2. **Clone the Space repository** locally:
   ```bash

   git clone https://huggingface.co/spaces/<your-username>/medical-rag-chatbot

   cd medical-rag-chatbot

   ```
3. **Copy the project files** into the repository (the `medical_rag_chatbot` folder you have locally). Ensure the following structure:
   ```

   .

   ├─ Dockerfile          # (created automatically)

   ├─ main.py             # FastAPI entry point

   ├─ requirements.txt    # Python dependencies

   ├─ README.md           # Project description (this file)

   ├─ space.md            # Short description shown on the Space page

   └─ data/

       ├─ faiss.index

       └─ metadata.pkl

   ```
4. **Commit and push**:
   ```bash

   git add .

   git commit -m "Add RAG chatbot"

   git push

   ```
5. The Space will automatically build the Docker image using the provided `Dockerfile`.  When the build finishes, the FastAPI server starts and the Swagger UI becomes available at `https://<your-username>.hf.space/docs`.
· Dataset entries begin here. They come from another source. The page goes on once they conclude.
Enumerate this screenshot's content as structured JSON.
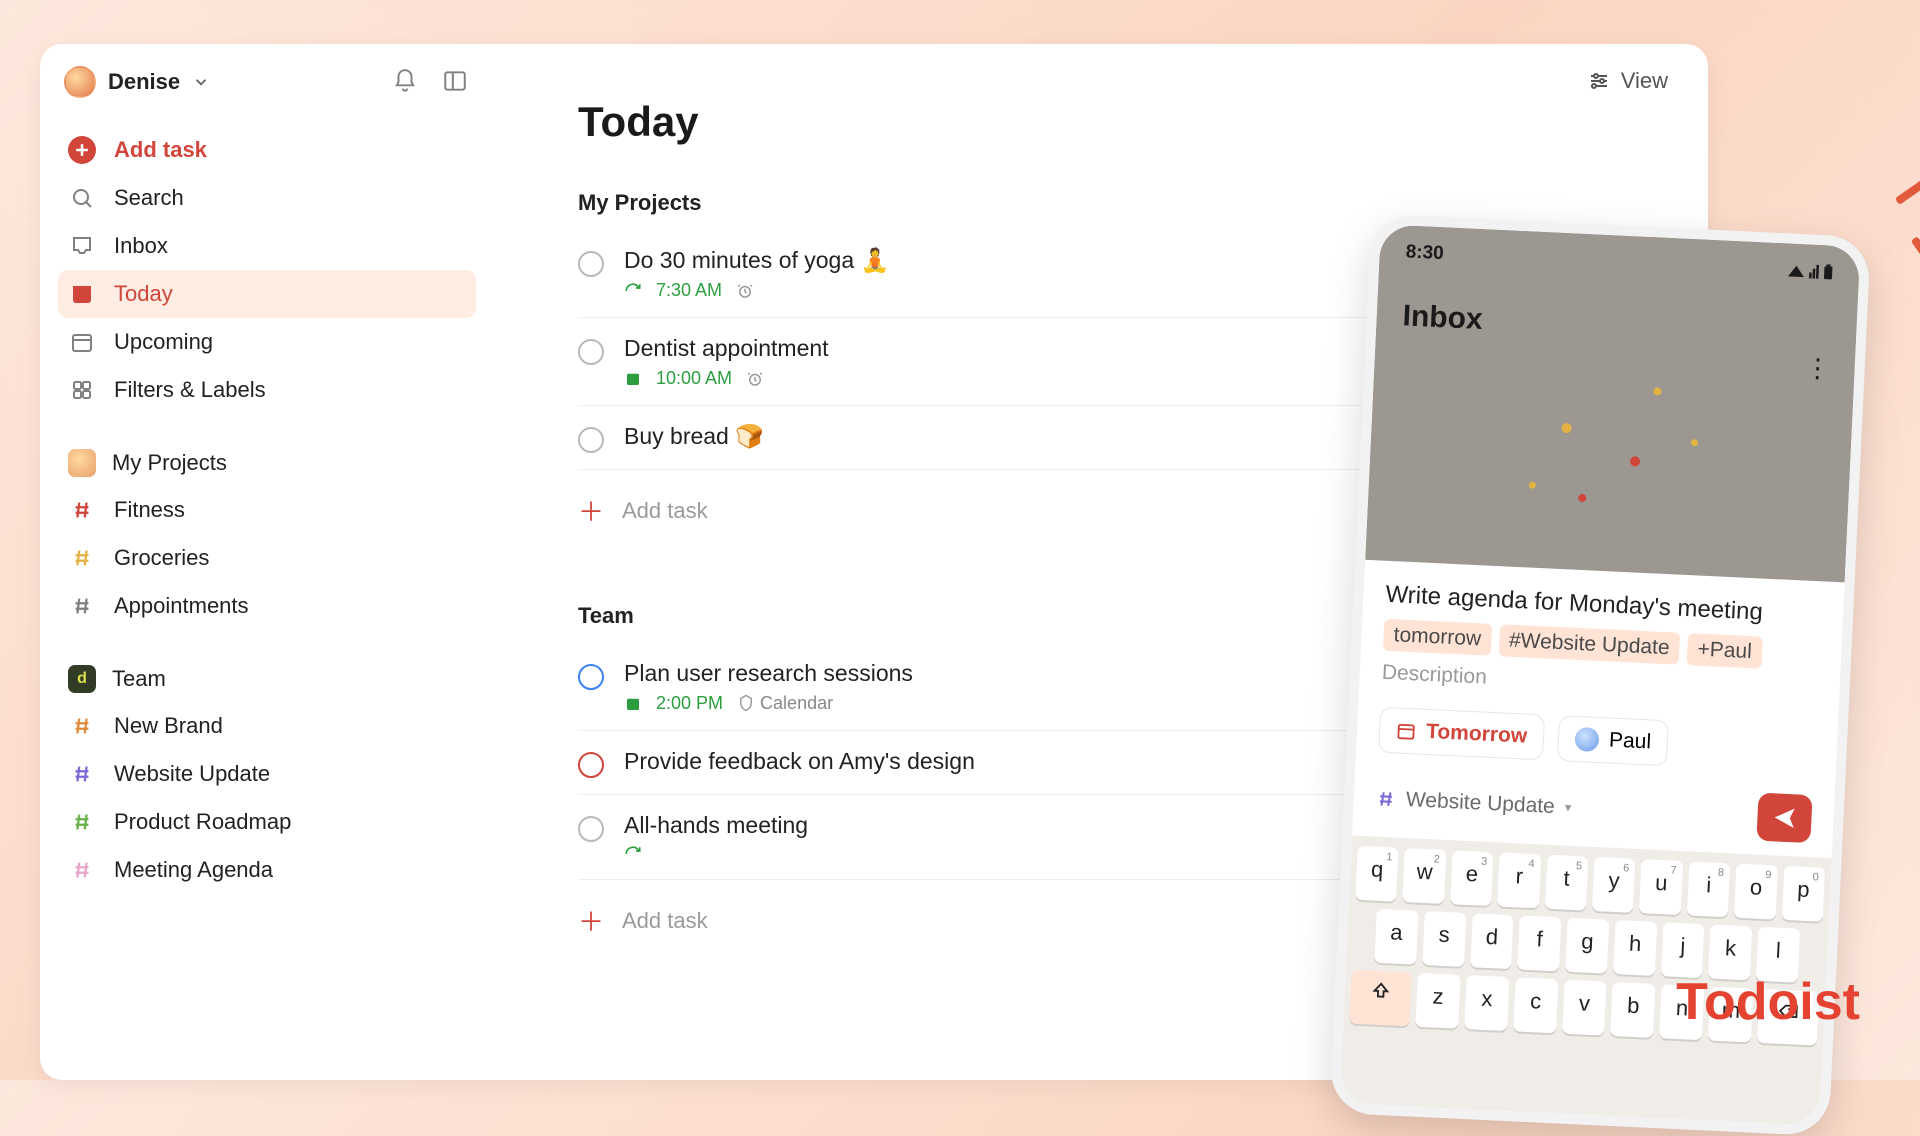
{
  "brand": "Todoist",
  "user": {
    "name": "Denise"
  },
  "toolbar": {
    "view_label": "View"
  },
  "sidebar": {
    "add_task": "Add task",
    "nav": [
      {
        "id": "search",
        "label": "Search"
      },
      {
        "id": "inbox",
        "label": "Inbox"
      },
      {
        "id": "today",
        "label": "Today",
        "active": true
      },
      {
        "id": "upcoming",
        "label": "Upcoming"
      },
      {
        "id": "filters",
        "label": "Filters & Labels"
      }
    ],
    "my_projects": {
      "title": "My Projects",
      "items": [
        {
          "label": "Fitness",
          "color": "#d1453b"
        },
        {
          "label": "Groceries",
          "color": "#e3b341"
        },
        {
          "label": "Appointments",
          "color": "#808080"
        }
      ]
    },
    "team": {
      "title": "Team",
      "badge": "d",
      "items": [
        {
          "label": "New Brand",
          "color": "#e08a3b"
        },
        {
          "label": "Website Update",
          "color": "#7a6ad8"
        },
        {
          "label": "Product Roadmap",
          "color": "#6ab04c"
        },
        {
          "label": "Meeting Agenda",
          "color": "#e6a6c8"
        }
      ]
    }
  },
  "main": {
    "title": "Today",
    "sections": [
      {
        "title": "My Projects",
        "tasks": [
          {
            "title": "Do 30 minutes of yoga 🧘",
            "time": "7:30 AM",
            "recurring": true,
            "alarm": true
          },
          {
            "title": "Dentist appointment",
            "time": "10:00 AM",
            "calendar": true,
            "alarm": true
          },
          {
            "title": "Buy bread 🍞"
          }
        ],
        "add_label": "Add task"
      },
      {
        "title": "Team",
        "tasks": [
          {
            "title": "Plan user research sessions",
            "time": "2:00 PM",
            "calendar": true,
            "extra": "Calendar",
            "priority": "blue"
          },
          {
            "title": "Provide feedback on Amy's design",
            "priority": "red"
          },
          {
            "title": "All-hands meeting",
            "recurring": true
          }
        ],
        "add_label": "Add task"
      }
    ]
  },
  "phone": {
    "time": "8:30",
    "screen_title": "Inbox",
    "compose": {
      "text": "Write agenda for Monday's meeting",
      "chips": [
        "tomorrow",
        "#Website Update",
        "+Paul"
      ],
      "description_placeholder": "Description",
      "date_pill": "Tomorrow",
      "assignee": "Paul",
      "project": "Website Update"
    },
    "keyboard": {
      "row1": [
        "q",
        "w",
        "e",
        "r",
        "t",
        "y",
        "u",
        "i",
        "o",
        "p"
      ],
      "row1_sup": [
        "1",
        "2",
        "3",
        "4",
        "5",
        "6",
        "7",
        "8",
        "9",
        "0"
      ],
      "row2": [
        "a",
        "s",
        "d",
        "f",
        "g",
        "h",
        "j",
        "k",
        "l"
      ],
      "row3": [
        "z",
        "x",
        "c",
        "v",
        "b",
        "n",
        "m"
      ]
    }
  }
}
## Deploying on Google Colab (free)
You can also run the chatbot in a Colab notebook and expose it publicly with **ngrok**.
```python

# 1️⃣ Install dependencies (Linux environment – faiss works out of the box)

!pip install -r requirements.txt



# 2️⃣ Install ngrok (for public URL)

!pip install pyngrok



# 3️⃣ Start the FastAPI server in the background

import subprocess, time, os

proc = subprocess.Popen(["uvicorn", "main:app", "--host", "0.0.0.0", "--port", "8000"], cwd="/content/medical_rag_chatbot")



# 4️⃣ Give the server a moment to start

time.sleep(5)



# 5️⃣ Open an ngrok tunnel

from pyngrok import ngrok

public_url = ngrok.connect(8000, "http")

print("Public URL:", public_url)

```
After running the cell, click the printed URL – it will open the Swagger UI where you can test the `/chat` endpoint.

## Notes & Tips
- **FAISS compatibility**: The `faiss-cpu` wheel works on Linux (Hugging Face Spaces, Colab). The earlier Windows‑specific install error is irrelevant for these deployments.
- **Redis**: If you do not have a Redis server, the chatbot will still work – the caching logic simply becomes a no‑op.
- **Data size**: Keep the FAISS index under ~200 MB to stay within the free Space limits.
- **Environment variables**: You can set `REDIS_URL`, `FAISS_INDEX_PATH`, etc., in the Space settings under *Environment variables*.

Enjoy your free, production‑ready RAG chatbot!